Thursday, January 8, 2015

Micro Finance - A perspective on what went wrong

                          
                                Micro Finance; trusting in women, their hard work and integrity

This afternoon we had Tony Sheldon, Executive Director, Yale University, visit SELCO. He is an expert on Micro Finance and Social Entrepreneurship and has made SELCO a case study for sustainable social entrepreneurship at Yale. 

In under an hour, I got this brilliant perspective of what happened to the world of Micro Finance globally and especially in Andhra Pradesh. This was a question which was bothering me for quite a while now, and the story was fascinating enough for me to want to put in here. 

After all, we saw Mohammud Yunus get the Nobel peace Prize for his work in Micro Finance, and there were so many wonderful success stories in the world of micro finance in Hyderabad itself. They were doing so much good work, helping so many of the poor, and suddenly it all changed......to the extent that micro finance became a bad word. It really bothered me.

For those who are not too familiar, MFIs, micro finance institutions are private sector organizations that lend , typically small sums of money to the very poor who do not otherwise have access to the formal banking and credit industry. There are different models of lending, some based only on productive enterprise, like micro and mini businesses, some for life cycle needs like weddings, funerals, education, sickness and so on. Some models lent to individuals, some only to groups. Some did it at 20% pa interest, and some even at 100% pa, but the basis was that it was a tool to reduce poverty.

In 1990s and 2000s this became an industry, when it was realized that one could lend to the poor profitably, you can do good and do well at the same time. Now this is a positive thing, but when the focus shifted from the doing good to expecting hockey stick growth in terms of financial returns, when it moved to making money, huge money off the poor is when trouble started to brew.

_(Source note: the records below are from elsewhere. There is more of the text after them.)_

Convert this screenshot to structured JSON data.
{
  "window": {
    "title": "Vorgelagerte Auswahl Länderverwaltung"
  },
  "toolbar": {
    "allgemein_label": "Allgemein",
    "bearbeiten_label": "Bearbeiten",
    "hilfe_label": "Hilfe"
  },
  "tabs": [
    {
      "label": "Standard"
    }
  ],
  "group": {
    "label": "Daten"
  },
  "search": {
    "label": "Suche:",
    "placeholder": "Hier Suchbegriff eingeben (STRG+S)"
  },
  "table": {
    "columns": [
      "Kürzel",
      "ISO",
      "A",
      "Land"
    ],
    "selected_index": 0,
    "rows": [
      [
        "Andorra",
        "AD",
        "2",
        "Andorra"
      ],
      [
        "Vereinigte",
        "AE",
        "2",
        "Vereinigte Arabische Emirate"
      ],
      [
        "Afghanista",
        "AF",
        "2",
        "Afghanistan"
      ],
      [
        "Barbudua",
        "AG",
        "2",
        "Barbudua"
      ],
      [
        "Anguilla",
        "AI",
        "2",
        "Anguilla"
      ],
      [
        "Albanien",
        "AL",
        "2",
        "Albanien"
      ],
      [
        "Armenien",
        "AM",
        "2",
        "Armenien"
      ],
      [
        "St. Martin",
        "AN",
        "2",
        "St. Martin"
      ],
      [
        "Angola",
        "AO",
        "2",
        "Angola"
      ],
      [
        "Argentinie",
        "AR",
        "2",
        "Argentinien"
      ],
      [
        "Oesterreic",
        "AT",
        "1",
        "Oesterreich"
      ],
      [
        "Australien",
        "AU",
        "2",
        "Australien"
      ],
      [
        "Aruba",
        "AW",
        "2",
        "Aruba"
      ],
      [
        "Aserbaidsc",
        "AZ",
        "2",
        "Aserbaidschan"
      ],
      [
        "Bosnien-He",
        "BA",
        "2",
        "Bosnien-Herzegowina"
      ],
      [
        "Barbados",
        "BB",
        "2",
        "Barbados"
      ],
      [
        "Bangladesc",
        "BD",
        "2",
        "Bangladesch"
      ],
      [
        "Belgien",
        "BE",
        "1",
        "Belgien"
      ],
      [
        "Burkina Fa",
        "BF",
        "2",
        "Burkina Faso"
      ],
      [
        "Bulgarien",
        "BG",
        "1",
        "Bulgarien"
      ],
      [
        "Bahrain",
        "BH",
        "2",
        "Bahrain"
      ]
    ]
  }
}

This company called Compartamos  ('lets share' in Spanish) in Mexico was doing so well in micro finance, that it was showing a return on equity of 50% and more, and this attracted the really high stake financial global investors. They did the first IPO of an MFI, and they did so brilliantly well, made so much money at the IPO, that the big investors now started to look for potential MFI markets, typically developing countries, and that’s how India and AP came into the big league in Micro Finance. Especially SKS which had over a million clients. Lots of money got pumped in, lots of people got very rich and the industry hadn’t yet learnt how to handle it, and that’s where the trouble started. The market got quickly saturated,  as the focus stayed within AP and the same people were given multiple loans, murky things started to happen, and the State Government and the Press came down on the MFIs. Regulations were strapped in and the industry collapsed. Pretty much like the mortgage bubble that hit the US economy a few years ago. 

Apparently, this had global impact, with the MFI industry in Nicaragua, Bolivia, Bosnia and several other countries, all also imploding. There are books written on it, but that's the story in a nutshell.

Luckily the industry is on a recovery path, and we're back to seeing a whole lot of micro finance institutions, but long as the people behind it keep the focus on poverty alleviation and not high stake financial returns, they can still do both, do good and do well. Lets hope they do.